Apesar de nos termos afastado da francofonia em termos culturais, o ambiente social francês continua a ser uma espécie de laboratório para a Europa, um território onde as tensões têm atingido situações de descontrolo constante, no cruzamento entre o discurso do poder e o discurso das ruas. O sistema presidencialista permitiu um certo individualizar da resposta às situações e foi um ponto de desagregação para as organizações partidárias, sendo que as ruas têm sido muito abertamente disputadas entre diversas fações ideológicas.
Os acontecimentos no comício de abertura da campanha de Éric Zemmour, candidato que agrega à sua volta um conjunto muito alargado de forças de extrema-direita, racistas, nacionalistas e anti-semitas, são uma espécie de aviso, repetido, à navegação europeia. Os episódios de agressões a jornalistas e a membros do SOS Racismo francês que se manifestaram no próprio comício são um novo sublinhar daquilo que está em causa por toda a Europa. A organização de forma sistemática de forças extremistas, violentas e autoritárias.
Como reagir perante estes acontecimentos continua a ser um terreno de dúvidas. Jean-Luc Mélenchon sugere que anos a manifestar-se contra o Front Nationale nada fizeram para o fragilizar, enquanto no podcast da BFMTV “Le Service Politique” se discutia a decisão editorial de manter a transmissão do comício através do sinal oficial da campanha de Zemmour quando, ao mesmo tempo, tinham imagens dos conflitos que aconteciam numa zona recuada do pavilhão. Para a generalidade dos franceses, as notícias da violência só chegaram depois de terminado o discurso do candidato.

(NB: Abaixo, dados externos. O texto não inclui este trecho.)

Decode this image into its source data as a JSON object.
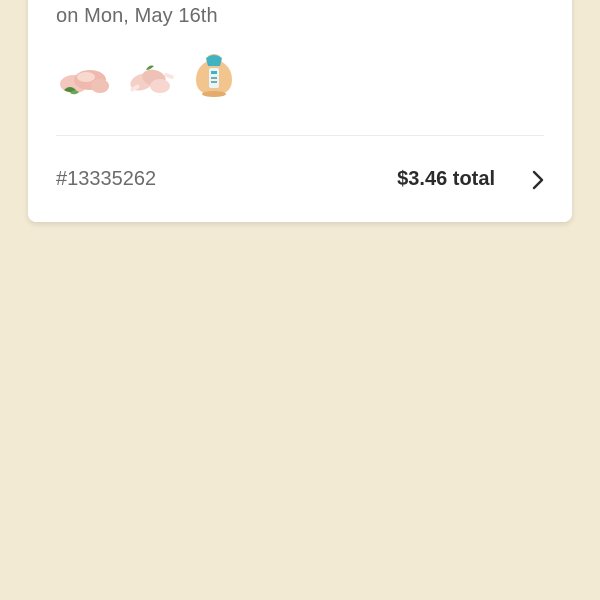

É neste espaço alimentado por uma violência crescente na forma de atuar na política que hoje estamos. Um espaço onde o posicionamento radical apenas serve para reforçar um conflito que leve ao desejo da sua resolução pela autoridade. Uma manipulação das massas para estas se verem num enquadramento onde as respostas se simplificam e os “salvadores” aparecem para resolver os problemas que outros deixaram agravar. As muitas manifestações secundárias de violência (nos estádios, nas ruas, nas redes sociais, na comunicação social, no trabalho) acabam por ser eventos que apenas aproximam das pessoas aquilo que se encena na corrida ao poder.
Muitos imaginam este conflito como um braço-de-ferro, onde o mais forte vencerá. Mas aquilo que está aqui em questão não se resolve pela força, campo onde partiremos já em desvantagem. Pode começar a resolver-se, sim, se percebermos como reagir perante a escalada deste tipo de forças autoritárias, desmascarando interesses, obrigando a elaborar as respostas simplistas, colocando perante eles a necessidade de apresentar planos e estratégias que sejam aplicáveis na realidade. É, acima de tudo, uma luta pela forma de discursar, pela forma de debater no espaço público. E, essa luta, ainda pode ser vencida por quem o queira fazer a pensar e a conversar.